Est-il besoin de souligner que la paix dont parle « Joseph Kabila » est purement imaginaire quand on sait que depuis le mois d’octobre 2014 à ce jour, près de 700 habitants du Territoire de Beni, au Nord Kivu, ont été impunément massacrés? Les présumés assassins courent-ils pas toujours et encore? D’autres faits?
En séjour à Bunia, en Ituri, dimanche 9 janvier, le rapporteur de l’Assemblée nationale, Berocan Keraure (CCU), n’a-t-il pas invité les miliciens de FRPI (Forces de résistance de l’Ituri) à « déposer les armes » et « à participer au dialogue national convoqué par le Président de la République pour présenter leurs revendications »? Des pistoleros continuent donc à disputer à l’Etat congolais l’exercice du monopole de la contrainte organisée sur son territoire? Y a-t-il meilleur aveu d’insécurité et d’impuissance?
Au Nord comme au Sud Kivu, des bandes armées continuent à répandre impunément la peur et la mort. Les pouvoirs publics ne sont d’aucun secours. Et pourtant, ce sont généralement des autorités civiles et militaires proches parmi les proches de « Joseph Kabila » qui sont affectées dans cette partie du pays. Complicité?
Samedi 9 janvier, des médecins et des infirmiers ont organisé une « marche de solidarité » pour protester contre l’enlèvement de leur collègue Dr Kambale Pendeza Edgard, médecin chef du Centre de santé de référence de Mambingi, situé à une cinquante de kilomètres de Butembo dans le Territoire de Beni. Le médecin a été enlevé depuis le 5 janvier. « L’enquête est en cours », diront les responsables sécuritaires.

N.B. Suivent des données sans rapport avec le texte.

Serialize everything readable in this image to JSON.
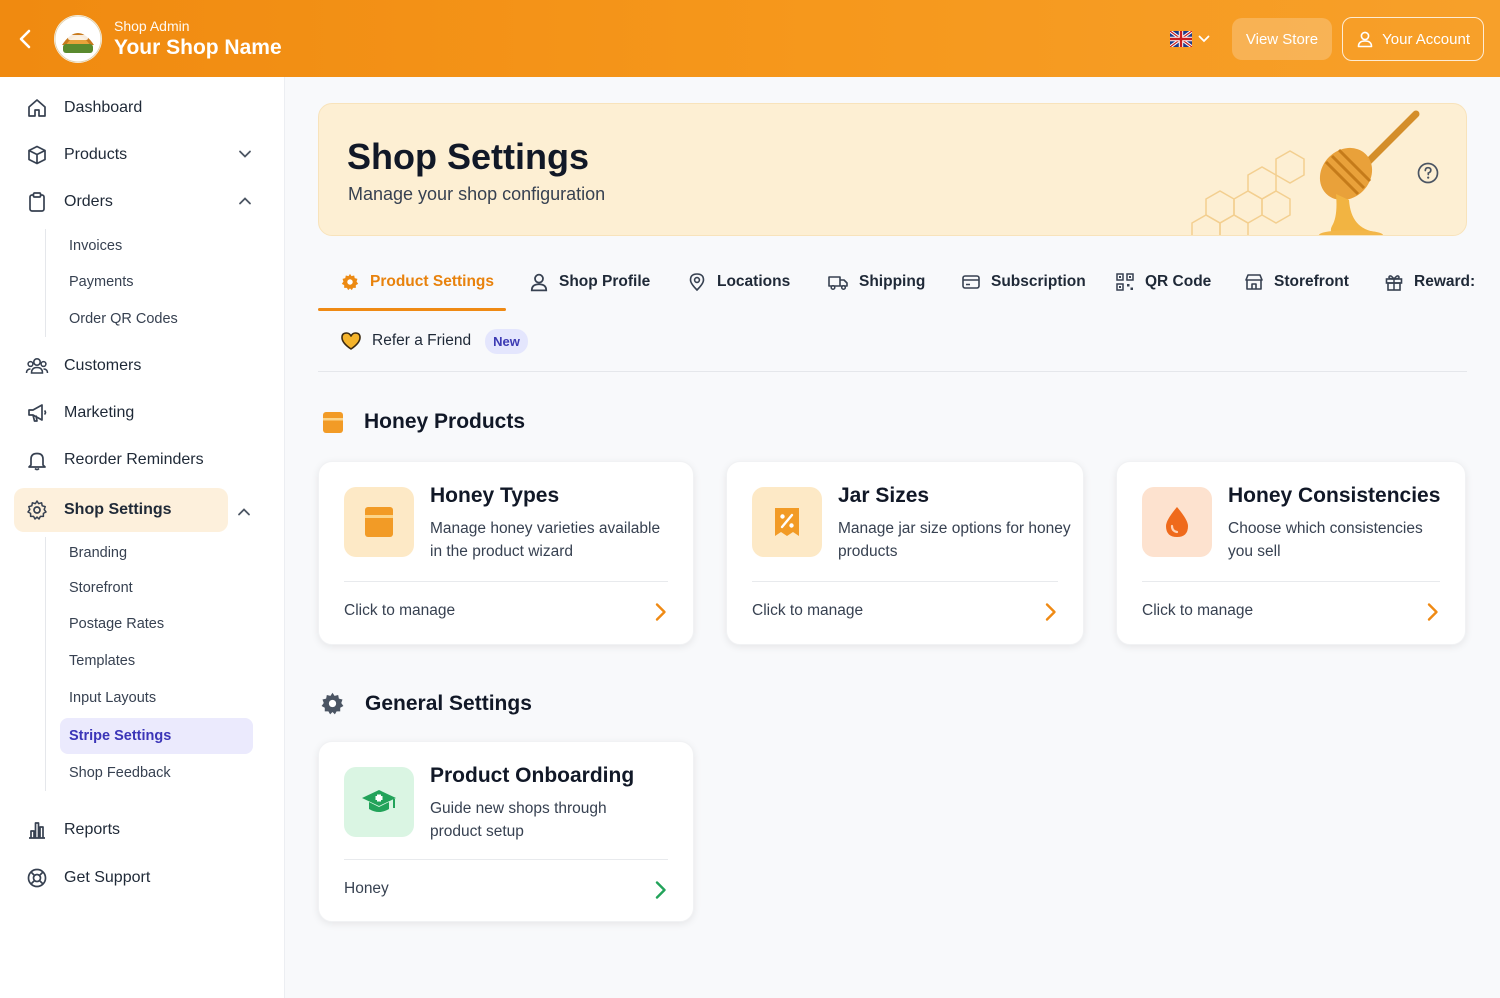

Les assassinats et les enlèvements ne se comptent plus dans la partie orientale du Congo. Une région où les rebelles ougandais ou prétendus tels continuent à imposer leur loi. Où est passé l’Etat? Vous avez dit « préserver la paix chèrement acquise »? Peut-on franchement parler de paix sans redonner confiance aux populations par la pacification effective des cœurs et des esprits?